4. The power-saving processing method according to claim 3, wherein the step of obtaining, by the obtaining module, the target application list comprises:

counting power consumption of each application in a terminal; and

selecting applications with high power consumption as the target applications, and generating the target application list according to the selected target applications.

5. The power-saving processing method according to claim 4, wherein the step of selecting the applications with high power consumption as the target applications comprises:

sorting all applications according to an order of power consumption from high to low; and

identifying applications sorted in the top N as the applications with high power consumption, and selecting these N applications as the target applications, wherein N≥1.

6. The power-saving processing method according to claim 4, wherein the step of selecting the applications with high power consumption as the target applications comprises:

identifying applications with power consumption higher than a first threshold as the applications with high power consumption, and selecting these applications as the target applications.

7. The power-saving processing method according to claim 3, wherein the step of obtaining, by the obtaining module, the target application list comprises:

counting a usage frequency of each application in a terminal; and

selecting applications with low usage frequency as target applications, and generating the target application list according to the selected target applications.

8. The power-saving processing method according to claim 7, wherein the step of selecting the applications with low usage frequency as the target applications comprises:

sorting all applications according to an order of usage frequency from low to high; and

identifying applications sorted in the top N as the applications with low usage frequency, and selecting these N applications as the target applications, wherein N≥1.

9. The power-saving processing method according to claim 7, wherein the step of selecting the applications with low usage frequency as the target applications comprises:

identifying applications with usage frequency lower than a second threshold as the applications with low usage frequency, and selecting these applications as the target applications.

10. The power-saving processing method according to claim 1, wherein the network information comprises at least one of a source IP address, a destination IP address, a source port, a destination port and a protocol type.

11. The power-saving processing method according to claim 1, wherein the filtering rule comprises at least one of:

discarding data with preset network information; and

delaying in receiving data with preset network information.

12. The power-saving processing method according to claim 11, wherein the preset network information comprises at least one of all pieces of information comprised in the network information of the target application.

13. A power-saving processing device, comprising:

an obtaining module configured to obtain network information of a target application;

an establishing module configured to establish a filtering rule according to the network information; and

a communication module configured to filter received data according to the filtering rule to reduce a frequency at which a system is woken up from a low power consumption state when the system is in the low power consumption state.

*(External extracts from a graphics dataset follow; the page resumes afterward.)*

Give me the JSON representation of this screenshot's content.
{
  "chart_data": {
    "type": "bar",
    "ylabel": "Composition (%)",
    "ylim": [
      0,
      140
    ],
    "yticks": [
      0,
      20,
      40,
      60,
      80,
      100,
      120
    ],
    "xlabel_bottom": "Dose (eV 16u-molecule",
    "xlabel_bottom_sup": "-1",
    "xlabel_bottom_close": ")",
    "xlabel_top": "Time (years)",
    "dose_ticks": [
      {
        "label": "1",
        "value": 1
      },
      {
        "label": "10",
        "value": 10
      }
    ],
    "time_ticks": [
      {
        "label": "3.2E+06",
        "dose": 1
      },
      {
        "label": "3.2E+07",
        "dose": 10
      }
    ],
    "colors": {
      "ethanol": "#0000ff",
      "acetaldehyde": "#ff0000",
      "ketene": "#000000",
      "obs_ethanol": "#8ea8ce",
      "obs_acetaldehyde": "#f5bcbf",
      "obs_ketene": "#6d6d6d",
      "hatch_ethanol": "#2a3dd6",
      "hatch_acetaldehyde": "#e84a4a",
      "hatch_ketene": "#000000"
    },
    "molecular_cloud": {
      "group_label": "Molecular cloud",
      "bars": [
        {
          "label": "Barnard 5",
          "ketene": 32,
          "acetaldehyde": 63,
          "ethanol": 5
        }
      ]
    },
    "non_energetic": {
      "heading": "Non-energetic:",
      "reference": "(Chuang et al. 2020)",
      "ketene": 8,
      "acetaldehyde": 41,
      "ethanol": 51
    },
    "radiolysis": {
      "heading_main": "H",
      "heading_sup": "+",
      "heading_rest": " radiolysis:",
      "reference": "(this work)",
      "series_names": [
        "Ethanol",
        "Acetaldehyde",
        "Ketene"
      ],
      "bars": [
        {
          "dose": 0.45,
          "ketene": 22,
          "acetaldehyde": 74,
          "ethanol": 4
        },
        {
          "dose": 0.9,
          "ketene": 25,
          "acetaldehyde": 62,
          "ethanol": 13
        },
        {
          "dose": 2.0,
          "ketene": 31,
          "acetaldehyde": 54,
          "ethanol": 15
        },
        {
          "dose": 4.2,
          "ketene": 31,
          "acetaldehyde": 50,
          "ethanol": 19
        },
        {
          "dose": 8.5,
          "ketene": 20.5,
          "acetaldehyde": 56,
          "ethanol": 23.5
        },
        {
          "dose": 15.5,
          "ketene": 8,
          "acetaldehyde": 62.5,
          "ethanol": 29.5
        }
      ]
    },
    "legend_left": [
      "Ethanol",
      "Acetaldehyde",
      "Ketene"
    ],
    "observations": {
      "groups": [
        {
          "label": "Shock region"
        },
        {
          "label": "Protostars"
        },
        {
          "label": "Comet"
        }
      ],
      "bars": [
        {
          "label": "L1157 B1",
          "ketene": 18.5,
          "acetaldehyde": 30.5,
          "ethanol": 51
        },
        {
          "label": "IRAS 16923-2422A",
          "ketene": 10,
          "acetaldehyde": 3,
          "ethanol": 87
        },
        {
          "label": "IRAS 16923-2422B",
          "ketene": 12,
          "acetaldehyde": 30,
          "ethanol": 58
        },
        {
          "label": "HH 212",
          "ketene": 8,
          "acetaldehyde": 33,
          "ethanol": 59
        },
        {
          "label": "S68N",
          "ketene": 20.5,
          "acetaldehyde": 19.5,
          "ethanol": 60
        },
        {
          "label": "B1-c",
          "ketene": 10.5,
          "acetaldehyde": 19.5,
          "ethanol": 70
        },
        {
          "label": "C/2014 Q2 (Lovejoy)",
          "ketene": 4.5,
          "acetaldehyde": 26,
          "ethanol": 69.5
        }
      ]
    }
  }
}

14. A mobile terminal comprising a memory, a processor, and at least one application stored in the memory, when the at least one application is executed by the processor, the processor performs a power-saving processing method comprsing:

obtaining, by an obtaining module, network information of a target application;

establishing, by an establishing module, a filtering rule according to the network information, and

filtering, by a communication module, received data according to the filtering rule to reduce a frequency at which a system is woken up from a low power consumption state when the system is in the low power consumption state.

15. A computer-readable storage medium storing a power-saving processing program which, when executed by a processor, cause the processor to perform the steps of the power-saving processing method of claim 1.